You have, then, from your lofty observatory, the whole of this marvellous scene spread out before you. No part of it is seen indistinctly. You have a full and clear view of the mountains supporting the snow-fields; the snow-fields feeding the glaciers; the lateral glaciers converging into the main-trunk glacier; the main-trunk glacier flowing by at your feet, a true river. Though the eye does not see the motion, the mind, aided by the eye, does. For you see that it is streaked with the moraine lines, which came in with the lateral glaciers, and which it is, obviously, carrying on; and you see the wave-like marks on its surface, more advanced, down stream, in the centre than on the sides, which tell you that the centre is moving faster than the sides. There is nothing to mar the unity, nothing wanting to the completeness, of this grand display of Alpine nature.

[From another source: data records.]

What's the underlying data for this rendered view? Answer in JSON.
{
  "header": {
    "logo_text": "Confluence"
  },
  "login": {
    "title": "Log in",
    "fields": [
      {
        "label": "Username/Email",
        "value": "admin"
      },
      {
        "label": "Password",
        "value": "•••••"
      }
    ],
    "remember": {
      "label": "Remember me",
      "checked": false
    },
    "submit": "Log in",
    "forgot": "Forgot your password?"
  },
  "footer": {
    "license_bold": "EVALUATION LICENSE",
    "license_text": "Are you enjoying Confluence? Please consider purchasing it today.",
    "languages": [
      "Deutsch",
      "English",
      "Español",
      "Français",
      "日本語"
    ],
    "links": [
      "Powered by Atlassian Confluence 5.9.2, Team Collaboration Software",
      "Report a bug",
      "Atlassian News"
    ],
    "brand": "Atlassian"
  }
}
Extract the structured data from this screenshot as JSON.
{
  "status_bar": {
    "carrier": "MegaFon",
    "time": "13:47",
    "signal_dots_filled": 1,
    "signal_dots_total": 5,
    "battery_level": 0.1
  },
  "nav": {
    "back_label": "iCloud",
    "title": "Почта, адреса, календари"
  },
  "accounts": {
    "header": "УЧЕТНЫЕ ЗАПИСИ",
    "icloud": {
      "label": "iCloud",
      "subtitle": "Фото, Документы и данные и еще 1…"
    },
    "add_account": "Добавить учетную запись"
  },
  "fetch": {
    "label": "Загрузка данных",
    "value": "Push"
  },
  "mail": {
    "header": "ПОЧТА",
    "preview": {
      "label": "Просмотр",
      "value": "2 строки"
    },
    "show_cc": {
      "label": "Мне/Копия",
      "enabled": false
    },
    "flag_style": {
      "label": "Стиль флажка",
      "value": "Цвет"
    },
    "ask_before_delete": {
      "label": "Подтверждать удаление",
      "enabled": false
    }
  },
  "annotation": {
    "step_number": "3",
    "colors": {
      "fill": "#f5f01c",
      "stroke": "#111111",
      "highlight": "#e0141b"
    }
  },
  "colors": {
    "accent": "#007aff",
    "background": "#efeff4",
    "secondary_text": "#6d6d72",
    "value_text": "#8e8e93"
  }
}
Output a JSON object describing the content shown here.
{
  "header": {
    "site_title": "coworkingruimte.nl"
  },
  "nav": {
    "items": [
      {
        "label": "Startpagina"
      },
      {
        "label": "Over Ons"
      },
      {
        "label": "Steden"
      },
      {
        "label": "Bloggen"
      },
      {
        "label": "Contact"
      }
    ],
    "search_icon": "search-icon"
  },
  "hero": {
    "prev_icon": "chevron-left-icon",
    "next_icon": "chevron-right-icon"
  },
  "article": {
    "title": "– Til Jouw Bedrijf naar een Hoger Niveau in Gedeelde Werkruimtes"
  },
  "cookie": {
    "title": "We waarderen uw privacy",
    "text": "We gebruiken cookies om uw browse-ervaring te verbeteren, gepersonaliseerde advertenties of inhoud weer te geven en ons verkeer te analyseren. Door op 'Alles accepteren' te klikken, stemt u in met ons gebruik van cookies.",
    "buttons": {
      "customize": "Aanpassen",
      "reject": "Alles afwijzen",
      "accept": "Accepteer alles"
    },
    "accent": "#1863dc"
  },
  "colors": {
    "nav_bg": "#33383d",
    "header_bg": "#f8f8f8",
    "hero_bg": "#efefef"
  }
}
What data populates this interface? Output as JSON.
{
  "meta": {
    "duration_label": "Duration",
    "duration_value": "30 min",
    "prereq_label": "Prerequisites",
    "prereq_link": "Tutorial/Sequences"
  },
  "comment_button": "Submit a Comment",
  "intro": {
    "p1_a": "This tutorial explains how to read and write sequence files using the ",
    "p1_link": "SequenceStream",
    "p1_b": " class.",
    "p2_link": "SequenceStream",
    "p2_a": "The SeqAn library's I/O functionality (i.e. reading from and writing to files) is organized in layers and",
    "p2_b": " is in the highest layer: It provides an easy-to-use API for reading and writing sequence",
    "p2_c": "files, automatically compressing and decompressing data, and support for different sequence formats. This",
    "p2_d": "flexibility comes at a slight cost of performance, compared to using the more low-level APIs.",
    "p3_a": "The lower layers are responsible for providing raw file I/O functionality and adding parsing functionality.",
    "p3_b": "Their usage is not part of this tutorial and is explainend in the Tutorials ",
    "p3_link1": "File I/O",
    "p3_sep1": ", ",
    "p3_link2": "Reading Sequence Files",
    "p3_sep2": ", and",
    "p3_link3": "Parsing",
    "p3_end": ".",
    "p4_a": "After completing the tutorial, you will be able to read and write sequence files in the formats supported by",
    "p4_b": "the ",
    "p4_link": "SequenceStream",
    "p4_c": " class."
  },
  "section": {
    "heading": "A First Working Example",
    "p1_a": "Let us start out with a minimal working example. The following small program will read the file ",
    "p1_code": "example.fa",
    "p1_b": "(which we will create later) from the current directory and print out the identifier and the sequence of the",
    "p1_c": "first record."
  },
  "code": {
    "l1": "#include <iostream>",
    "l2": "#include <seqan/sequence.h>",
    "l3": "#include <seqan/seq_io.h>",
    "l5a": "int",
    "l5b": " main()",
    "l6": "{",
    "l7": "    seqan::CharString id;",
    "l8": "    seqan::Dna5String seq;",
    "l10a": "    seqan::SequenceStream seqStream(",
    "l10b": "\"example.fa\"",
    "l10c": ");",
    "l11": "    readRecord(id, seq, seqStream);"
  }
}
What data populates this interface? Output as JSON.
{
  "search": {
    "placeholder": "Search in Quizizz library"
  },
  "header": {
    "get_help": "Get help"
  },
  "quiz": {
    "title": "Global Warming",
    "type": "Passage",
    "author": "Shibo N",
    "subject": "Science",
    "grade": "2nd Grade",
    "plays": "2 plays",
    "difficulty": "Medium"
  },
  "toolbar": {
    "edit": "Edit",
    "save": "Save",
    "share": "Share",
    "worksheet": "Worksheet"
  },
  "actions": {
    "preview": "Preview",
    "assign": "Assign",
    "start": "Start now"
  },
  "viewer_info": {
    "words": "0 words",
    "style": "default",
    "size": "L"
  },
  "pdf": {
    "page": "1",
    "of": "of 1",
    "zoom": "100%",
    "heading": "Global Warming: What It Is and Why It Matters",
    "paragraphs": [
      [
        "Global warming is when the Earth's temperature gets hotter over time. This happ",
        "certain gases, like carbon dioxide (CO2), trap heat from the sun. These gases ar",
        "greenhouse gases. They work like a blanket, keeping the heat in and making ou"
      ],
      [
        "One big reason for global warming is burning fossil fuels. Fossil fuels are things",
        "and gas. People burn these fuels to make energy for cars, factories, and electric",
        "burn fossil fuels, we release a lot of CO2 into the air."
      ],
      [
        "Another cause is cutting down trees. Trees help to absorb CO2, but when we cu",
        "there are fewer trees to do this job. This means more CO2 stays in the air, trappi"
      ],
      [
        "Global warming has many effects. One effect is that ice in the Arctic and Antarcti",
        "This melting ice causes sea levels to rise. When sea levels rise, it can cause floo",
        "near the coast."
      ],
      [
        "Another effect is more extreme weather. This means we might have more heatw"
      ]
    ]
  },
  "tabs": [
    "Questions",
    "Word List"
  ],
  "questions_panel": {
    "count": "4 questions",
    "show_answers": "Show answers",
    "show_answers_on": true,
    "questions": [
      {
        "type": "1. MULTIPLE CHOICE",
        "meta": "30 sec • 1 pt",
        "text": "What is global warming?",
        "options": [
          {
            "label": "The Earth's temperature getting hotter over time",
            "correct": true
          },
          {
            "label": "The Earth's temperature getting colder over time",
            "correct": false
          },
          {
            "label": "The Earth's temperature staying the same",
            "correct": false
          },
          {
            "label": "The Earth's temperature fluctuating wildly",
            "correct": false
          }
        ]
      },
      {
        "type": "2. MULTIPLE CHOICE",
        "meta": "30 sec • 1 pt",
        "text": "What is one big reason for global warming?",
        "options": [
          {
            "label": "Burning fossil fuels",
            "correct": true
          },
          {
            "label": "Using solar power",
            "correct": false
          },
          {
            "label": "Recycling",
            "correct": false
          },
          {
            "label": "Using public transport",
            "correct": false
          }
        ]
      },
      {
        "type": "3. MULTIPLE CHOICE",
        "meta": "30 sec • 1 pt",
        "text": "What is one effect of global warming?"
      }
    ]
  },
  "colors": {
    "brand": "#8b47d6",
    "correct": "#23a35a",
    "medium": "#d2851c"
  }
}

In the Märjelensee there is even something de luxe. The north side of the Eggischhorn is as precipitous as the west; in fact the north and west sides form a kind of right angle; and you are standing, up in the air over this angle, at an elevation of 2,000 feet above the glacier, from which the summit takes its last rise—all but a vertical one on these sides. The north side is the south wall of a deep fissure, which connects the channel, the broad valley channel, of the Aletsch with that of the Viescher glacier. This fissure is considerably lower than the surface of the Aletsch glacier; but it is not of sufficient depth, or width, to allow any part of the Aletsch to pass into it, which also appears at this point to have its bearing on the opposite side. It, therefore, flows by this depression in cliffs of ice. Just where it passes the depression or fissure is a little lake, occupying the first part of the depression. Its waters, therefore, wash against the ice-cliffs of the Aletsch, which are its western boundary. The water being slightly warmer than the ice has a tendency to undermine it; and as the glacier has here lost its retaining wall of rock, and is somewhat expanded on the outer side of the curve it here makes, it comes to pass that masses of ice frequently detach themselves from the passing ice-cliffs of the glacier and fall into the lake; and then float off in the form of icebergs to the further end of the lake, from which point issues a little stream, the outflow of the lake, which connects it, when full, with the Viescher glacier. As looked down into from the top of the Eggischhorn, this little lake, with its green glass-smooth water, and white icebergs,—in part the cliffs from which they have fallen are of a tender blue,—and with the sober-coloured Alpine pasture occupying the rest of the depression and reaching down to the Viescher glacier, and with the black mountain on the north of it, is a sight that must be quite unique, and is as charming and interesting as unique.

But if not one of all the near objects we have just been looking at were visible from the Eggischhorn, still it would be worth climbing for the sake of the many distant objects it has to show you. On the north-east you may see the Tödi, and on the south-west Mont Blanc—neither, of course, on account of the distance, and of the intervening heights, very conspicuous. But all between—the many summits of the Zermatt Alps, Monte Leone, overlooking the Simplon, the Galenstock, and the summits of the St. Gothard group, are each grandly distinct; and show—which is what they are—like the nucleus, the ganglion, the structural centre of a Continent.